Dia de Los Muertos is a beautiful ritual in Guatemala. Families adorn the graves of their loved ones with brilliantly colorful flowers. (The colors in this country continue to amaze me, from the flowers to the buildings to the exquisite trajes worn by Mayan women).

This time of year marks the end of the rainy season and the beginning of beautiful, Colorado-in-September type days. Wind is also common in November. One tradition during this time is to fly kites, known here as bariletas. In some towns, the bariletas are incredibly ornate and huge (see stolen internet photos above). The kites are used as intermediaries between the earth and heaven; a way to communicate with loved ones who have passed away.

My friends and I went to the nearby town of Zunil, where the indigenous townspeople honor their ancestors on the hilltop cemetery. As we stepped off the bus, we could see hundreds of bariletas flying in the wind, framed by the dramatic mountains and Santa Maria volcano. We walked up the narrow, winding streets of Zunil to the cathedral. On Dia de los Muertos, the churchbell rings all day to honor the spirits. Anyone is allowed to take over the ringing of the bell. As you pull on the rope, the bell rings and you take a moment to remember someone who has died.

We continued on to the cemetery where we witnessed one of the most amazing things I have seen. Hundreds of graves were covered with flowers and candles, from what seemed like the top of the world. Even though it was a sad occasion, it was also breathtakingly beautiful. I really respect the manner in which death is treated in Guatemala. Every year people cry, laugh, grieve, remember, sing and drink together. There is a feeling of raw emotion, which to me seems like the truest and healthiest way to grieve.

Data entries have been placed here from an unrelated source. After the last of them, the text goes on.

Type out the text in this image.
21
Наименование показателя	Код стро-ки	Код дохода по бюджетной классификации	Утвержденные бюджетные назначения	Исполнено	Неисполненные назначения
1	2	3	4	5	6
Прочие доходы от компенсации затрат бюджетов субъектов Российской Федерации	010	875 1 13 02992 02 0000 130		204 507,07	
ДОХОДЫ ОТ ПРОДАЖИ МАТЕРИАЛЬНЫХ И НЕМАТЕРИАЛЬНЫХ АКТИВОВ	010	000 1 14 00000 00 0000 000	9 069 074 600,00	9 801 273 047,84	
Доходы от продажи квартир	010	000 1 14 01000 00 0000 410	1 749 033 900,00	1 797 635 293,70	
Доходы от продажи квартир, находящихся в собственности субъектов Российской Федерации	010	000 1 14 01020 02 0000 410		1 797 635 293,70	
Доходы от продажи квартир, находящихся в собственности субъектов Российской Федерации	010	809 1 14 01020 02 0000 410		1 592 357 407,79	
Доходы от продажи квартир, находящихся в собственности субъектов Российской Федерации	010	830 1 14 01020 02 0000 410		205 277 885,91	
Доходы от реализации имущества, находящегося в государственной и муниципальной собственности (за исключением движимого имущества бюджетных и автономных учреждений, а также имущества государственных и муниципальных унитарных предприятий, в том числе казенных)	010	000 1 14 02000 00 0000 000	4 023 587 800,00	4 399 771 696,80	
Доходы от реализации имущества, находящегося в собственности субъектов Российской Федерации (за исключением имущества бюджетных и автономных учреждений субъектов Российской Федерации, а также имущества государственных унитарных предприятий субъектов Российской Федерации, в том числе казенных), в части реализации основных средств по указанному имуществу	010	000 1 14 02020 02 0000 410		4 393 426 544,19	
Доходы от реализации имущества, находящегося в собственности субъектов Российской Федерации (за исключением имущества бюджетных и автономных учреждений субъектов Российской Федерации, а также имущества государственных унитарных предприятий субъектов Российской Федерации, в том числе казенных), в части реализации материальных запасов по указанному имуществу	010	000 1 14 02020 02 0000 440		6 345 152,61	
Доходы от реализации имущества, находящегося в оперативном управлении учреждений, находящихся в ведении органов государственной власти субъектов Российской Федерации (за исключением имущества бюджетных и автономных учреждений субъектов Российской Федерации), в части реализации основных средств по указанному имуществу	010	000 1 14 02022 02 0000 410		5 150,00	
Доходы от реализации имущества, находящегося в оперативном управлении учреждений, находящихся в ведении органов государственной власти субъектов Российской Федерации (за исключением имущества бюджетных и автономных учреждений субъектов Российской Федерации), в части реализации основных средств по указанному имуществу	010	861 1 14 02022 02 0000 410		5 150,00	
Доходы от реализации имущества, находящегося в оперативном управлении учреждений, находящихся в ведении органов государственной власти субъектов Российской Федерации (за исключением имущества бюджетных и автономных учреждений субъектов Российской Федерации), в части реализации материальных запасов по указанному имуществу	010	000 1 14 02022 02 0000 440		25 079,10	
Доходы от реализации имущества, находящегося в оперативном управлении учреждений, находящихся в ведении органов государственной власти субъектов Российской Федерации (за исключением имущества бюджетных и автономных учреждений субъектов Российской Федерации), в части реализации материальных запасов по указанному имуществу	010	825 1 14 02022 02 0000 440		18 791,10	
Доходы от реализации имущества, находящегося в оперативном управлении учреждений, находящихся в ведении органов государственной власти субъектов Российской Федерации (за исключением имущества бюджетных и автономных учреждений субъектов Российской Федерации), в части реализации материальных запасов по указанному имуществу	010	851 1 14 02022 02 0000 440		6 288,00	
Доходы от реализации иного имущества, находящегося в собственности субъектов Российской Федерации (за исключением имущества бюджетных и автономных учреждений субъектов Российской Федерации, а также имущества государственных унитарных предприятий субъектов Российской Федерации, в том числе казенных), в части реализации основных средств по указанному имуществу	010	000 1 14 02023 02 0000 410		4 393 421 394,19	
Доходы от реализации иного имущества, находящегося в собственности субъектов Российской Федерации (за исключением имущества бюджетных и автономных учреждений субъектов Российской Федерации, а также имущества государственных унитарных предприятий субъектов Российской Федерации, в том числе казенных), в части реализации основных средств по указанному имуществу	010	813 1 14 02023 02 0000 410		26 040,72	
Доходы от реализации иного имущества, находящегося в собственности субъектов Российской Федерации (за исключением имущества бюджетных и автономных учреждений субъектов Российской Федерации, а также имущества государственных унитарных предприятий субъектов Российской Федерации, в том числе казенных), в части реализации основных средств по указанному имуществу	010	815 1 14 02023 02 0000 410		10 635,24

Zunil is also home to San Simon, a much loved saint despite being dismissed by the Catholic Church as pagan. Every year on this day, San Simon is moved to a new location. This relocation is cause for a huge celebration involving live music, dancing, praying, and-as we discovered-excessive drinking. We were the only extranjeros in the crowd and felt somewhat out of place, but were greeted warmly. In one room, a woman was dancing with San Simon on her back. (San Simon is now a life-sized doll clad in cowboy boots, slacks, a red vest and aviator sunglasses). The tradition is to bring San Simon an offering of Quetzalteca (the popular Guatemalan liquor). The Quetzalteca is poured down his throat, and is later emptied into a large aluminum bowl and sold as a sacred liquor. Unfortunately, we weren't able to stay too long, because some very intoxicated men wouldn't leave me alone, even while I was barricaded behind Andrew and Vince. It was an unfortunate ending to an otherwise incredible day.